File this under confusing.
A new “online study” from Carlisle & Gallagher Consulting Group released today revealed some interesting consumer sentiment regarding mortgages.
The point of the survey was to determine consumers’ views about the home mortgage application process, and if they’d consider alternatives to the traditional bank or lender route.
The results were somewhat strange.
Of the 618 U.S. consumers surveyed, 80% said they would consider taking out a mortgage from a “non-bank,” which isn’t the surprising part.
After all, these days the big banks are seeing increasing pressure from tech-happy startups and the like, many of which don’t charge fees, or at least make banking easier and related activities less painful.
A PayPal Mortgage?
But what was particularly interesting was that 48% of consumers said they would consider a mortgage from PayPal.
Last time I checked, PayPal was simply a company that allowed individuals to transfer money to friends and family or to pay for online purchases.
Businesses can also use PayPal for their merchant needs as an alternative to standard credit card processing hardware/software.
So where does the mortgage from PayPal come in? I’m not sure, but I guess the results suggest people like the company’s service, and perhaps ease of use, which would leave them open to a PayPal mortgage.
For the record, the biggest consumer gripes regarding mortgages included slow execution during the mortgage process, difficulty communicating with lenders, inability to track said mortgages, and untrustworthy advice.
How PayPal would tackle those issues is beyond me – no matter who’s doing your mortgage, it’s going to take a while these days thanks to the crazy demand and limited supply of mortgage originators.
Fewer Interested in a Walmart Mortgage
Then there’s mega-retailer Walmart, who was also included in the survey.
When asked the same question, only one in three consumers seemed enthused by the idea of picking up a mortgage at Walmart along with their milk, eggs, and big screen TV.

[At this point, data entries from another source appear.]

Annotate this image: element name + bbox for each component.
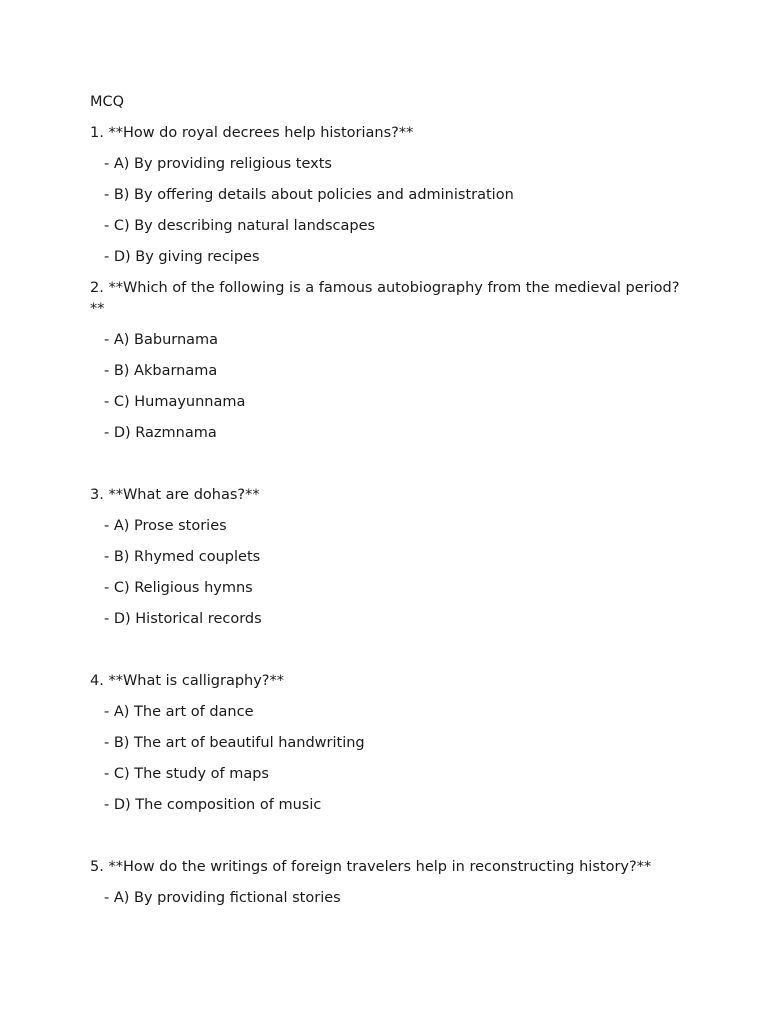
question-block-2	[90, 278, 690, 444]
answer-option: - D) Historical records	[104, 611, 262, 627]
answer-option: - B) The art of beautiful handwriting	[104, 735, 365, 751]
answer-option: - C) Humayunnama	[104, 394, 246, 410]
document-page	[90, 92, 690, 919]
question-text: 3. **What are dohas?**	[90, 487, 260, 503]
answer-option: - D) Razmnama	[104, 425, 217, 441]
answer-option: - C) By describing natural landscapes	[104, 218, 376, 234]
answer-option: - B) By offering details about policies and administration	[104, 187, 514, 203]
question-text: 2. **Which of the following is a famous autobiography from the medieval period?**	[90, 280, 680, 317]
question-text: 4. **What is calligraphy?**	[90, 673, 285, 689]
answer-option: - A) By providing fictional stories	[104, 890, 341, 906]
answer-option: - C) Religious hymns	[104, 580, 253, 596]
answer-option: - D) By giving recipes	[104, 249, 260, 265]
document-heading: MCQ	[90, 94, 125, 110]
question-block-5	[90, 857, 690, 909]
answer-option: - B) Rhymed couplets	[104, 549, 261, 565]
answer-option: - A) Baburnama	[104, 332, 219, 348]
question-block-3	[90, 485, 690, 630]
answer-option: - D) The composition of music	[104, 797, 322, 813]
question-text: 1. **How do royal decrees help historians?**	[90, 125, 414, 141]
question-text: 5. **How do the writings of foreign travelers help in reconstructing history?**	[90, 859, 652, 875]
answer-option: - C) The study of maps	[104, 766, 269, 782]
answer-option: - A) The art of dance	[104, 704, 254, 720]
answer-option: - A) Prose stories	[104, 518, 227, 534]
question-block-1	[90, 123, 690, 268]
question-block-4	[90, 671, 690, 816]
answer-option: - A) By providing religious texts	[104, 156, 332, 172]
answer-option: - B) Akbarnama	[104, 363, 218, 379]
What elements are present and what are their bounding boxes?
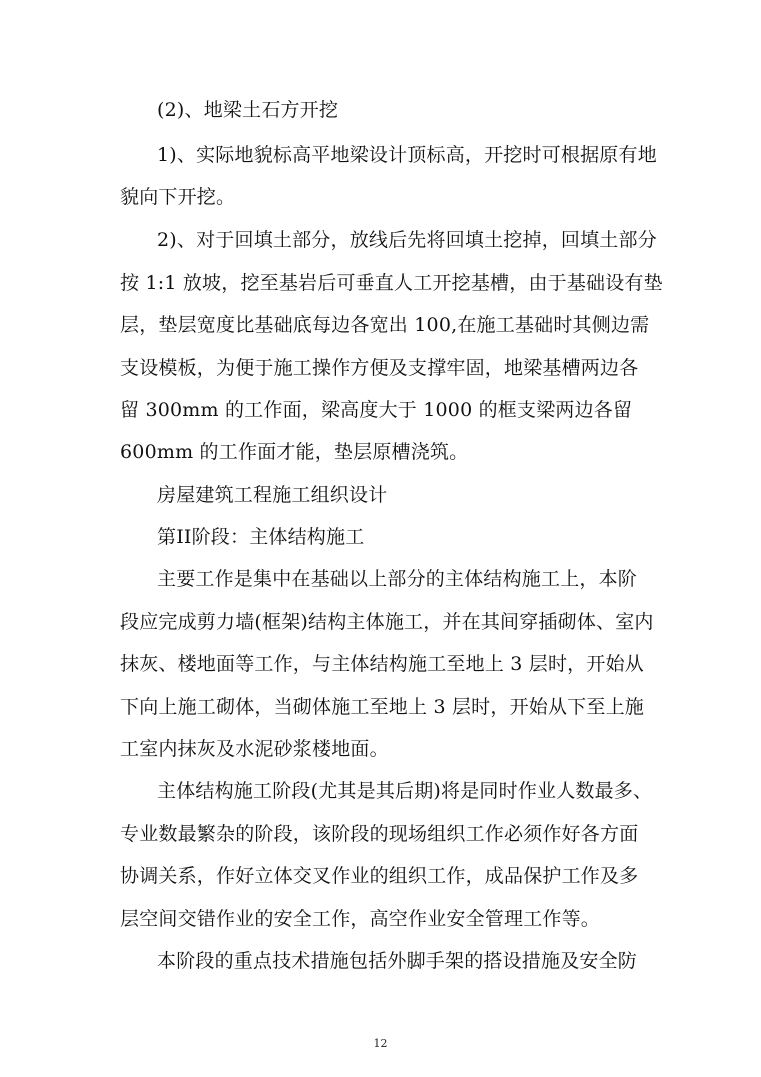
text-line: 主体结构施工阶段(尤其是其后期)将是同时作业人数最多、 bbox=[157, 780, 653, 802]
text-line: 层，垫层宽度比基础底每边各宽出 100,在施工基础时其侧边需 bbox=[120, 314, 650, 336]
text-line: 段应完成剪力墙(框架)结构主体施工，并在其间穿插砌体、室内 bbox=[120, 611, 654, 633]
text-line: 主要工作是集中在基础以上部分的主体结构施工上，本阶 bbox=[157, 568, 638, 590]
text-line: 专业数最繁杂的阶段，该阶段的现场组织工作必须作好各方面 bbox=[120, 823, 639, 845]
text-line: 貌向下开挖。 bbox=[120, 186, 236, 208]
text-line: 支设模板，为便于施工操作方便及支撑牢固，地梁基槽两边各 bbox=[120, 357, 639, 379]
text-line: 层空间交错作业的安全工作，高空作业安全管理工作等。 bbox=[120, 908, 601, 930]
text-line: 下向上施工砌体，当砌体施工至地上 3 层时，开始从下至上施 bbox=[120, 696, 644, 718]
text-line: (2)、地梁土石方开挖 bbox=[157, 99, 339, 121]
page-number: 12 bbox=[373, 1037, 388, 1050]
text-line: 留 300mm 的工作面，梁高度大于 1000 的框支梁两边各留 bbox=[120, 399, 633, 421]
text-line: 本阶段的重点技术措施包括外脚手架的搭设措施及安全防 bbox=[157, 950, 638, 972]
text-line: 600mm 的工作面才能，垫层原槽浇筑。 bbox=[120, 441, 469, 463]
text-line: 第II阶段：主体结构施工 bbox=[157, 526, 365, 548]
text-line: 抹灰、楼地面等工作，与主体结构施工至地上 3 层时，开始从 bbox=[120, 653, 644, 675]
text-line: 工室内抹灰及水泥砂浆楼地面。 bbox=[120, 738, 389, 760]
text-line: 1)、实际地貌标高平地梁设计顶标高，开挖时可根据原有地 bbox=[157, 144, 657, 166]
text-line: 协调关系，作好立体交叉作业的组织工作，成品保护工作及多 bbox=[120, 865, 639, 887]
text-line: 按 1:1 放坡，挖至基岩后可垂直人工开挖基槽，由于基础设有垫 bbox=[120, 272, 663, 294]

Still, that 33% or so was enough to get the media buzzing about a possible Walmart mortgage in the near future.
Even before this survey, there were plenty of rumors and rumblings of a Walmart mortgage, seeing that they already do just about everything else.
There’s already the Walmart MoneyCenter, which provides pretty much every financial tool you can think of, including bill pay, check cashing, money orders, credit cards, and so on.
Walmart even gives customers the option to purchase items online and pay with cash at a local store.
And I think that last service explains why Walmart won’t provide mortgages to its customers.
Many people that shop at Walmart don’t use credit, and instead rely on all types of other forms of payment such as the always-popular cash option, debit cards, and prepaid cards.
Are these the same consumers actively searching for mortgages, or are they perhaps more debt-averse?
If so, they surely wouldn’t want a mortgage, and would more likely choose to rent.
But Walmart could certainly still enter the game, or at the very least, partner with existing lenders and take a cut of the business, similar to what Costco has done.
The question is whether they’d want to sully their reputation in the process. It’s a tricky business to get in, as newcomers like Discover are probably learning rather quickly.
At the same time, they probably have enough influence to get more shoppers to take out mortgages and ultimately buy homes, which could increase sales of household items at Walmart.